Claim 23 of patent 1,536,044, in addition to presenting the above quoted feature of claim 22, provides: “ * * * the outlet branches being angularly formed to register with the intakes of pairs of cylinders, and the angular formations being shaped and situated so that passing mixture will be influenced thereby in a manner tending to distribute equally to the cylinders of the pair to which the branches respectively relate.”
As shown above, in the accused devices the outlet branches are not angularly formed, and hence this claim is not infringed.

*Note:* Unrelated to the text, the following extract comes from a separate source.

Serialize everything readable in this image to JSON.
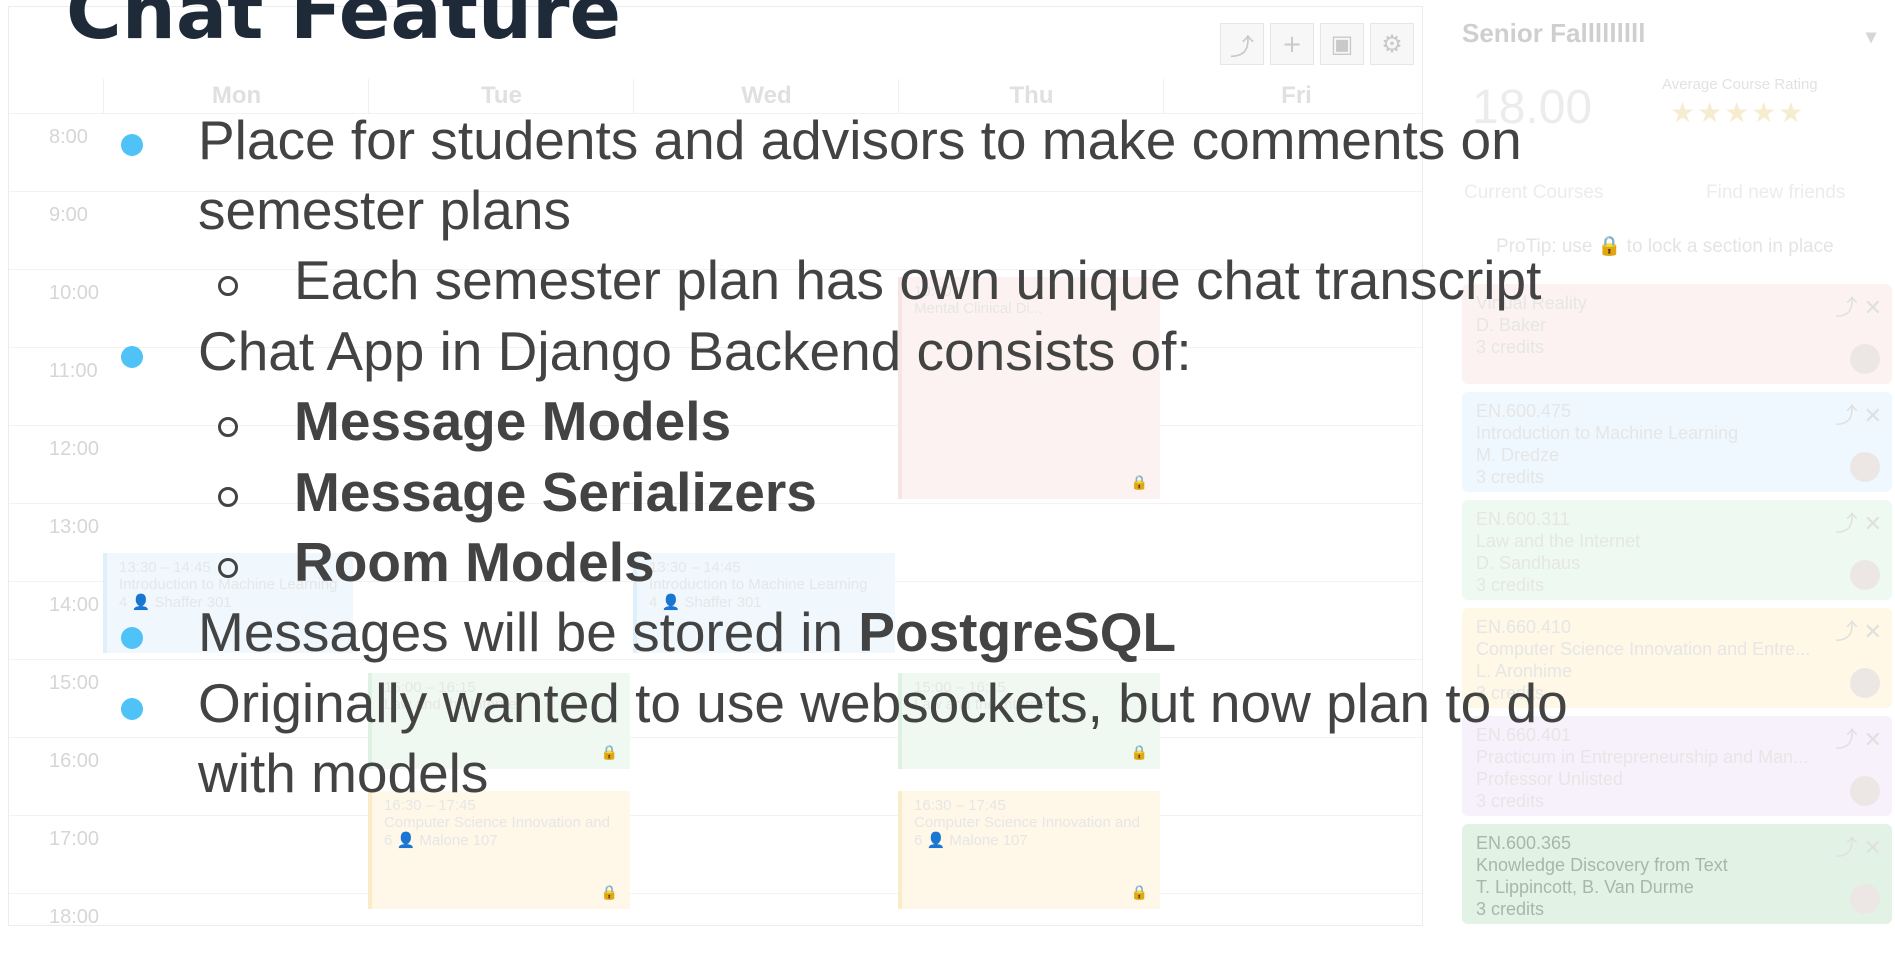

The method clаims, 4, 5, 8, 9, and 10 of patent 1,536,044, remain to be considered. Typical is claim 4, which reads as follows:
“A method of distributing a fuel mixture to an engine which consists in moving the mixture in a straight line to a zone from which it is distributed to a plurality of engine cylinders, directing said movement by forces which tend to distribute the mixture uniformly in all directions in a plane transverse to said movement, and further directing the movement of thе mixture by forces tending to move it successively in a plurality of directions transverse to the original direction, to the cylinders.”
While we did not deem it necessary in the General Motors case, supra, to pass upon these method claims, we now give them full consideration and conclude that they are all invalid. They describe no method of operation and no process except that which results from passing the fuel mixture through a manifold which is permanent and static in form. Mitchell v. Tilghman, supra; Fuller v. Yentzer,
The decree is affirmed.
Notes
In Swan Carburetor Co. v. General Motors Co., D.C.,
A similar result was reached when the patents were before this court in two actions for royalties, General Motors Corp. v. Swan Carburetor Co., 6 Cir.,
The accused devices include both updraft and downdraft manifolds. In the downdraft devices the position of the header' and riser is reversed and the fuel mixture passes in a downward direction from the carburetor into the header. It is conceded by both parties that this fact does not affect the question of infringement.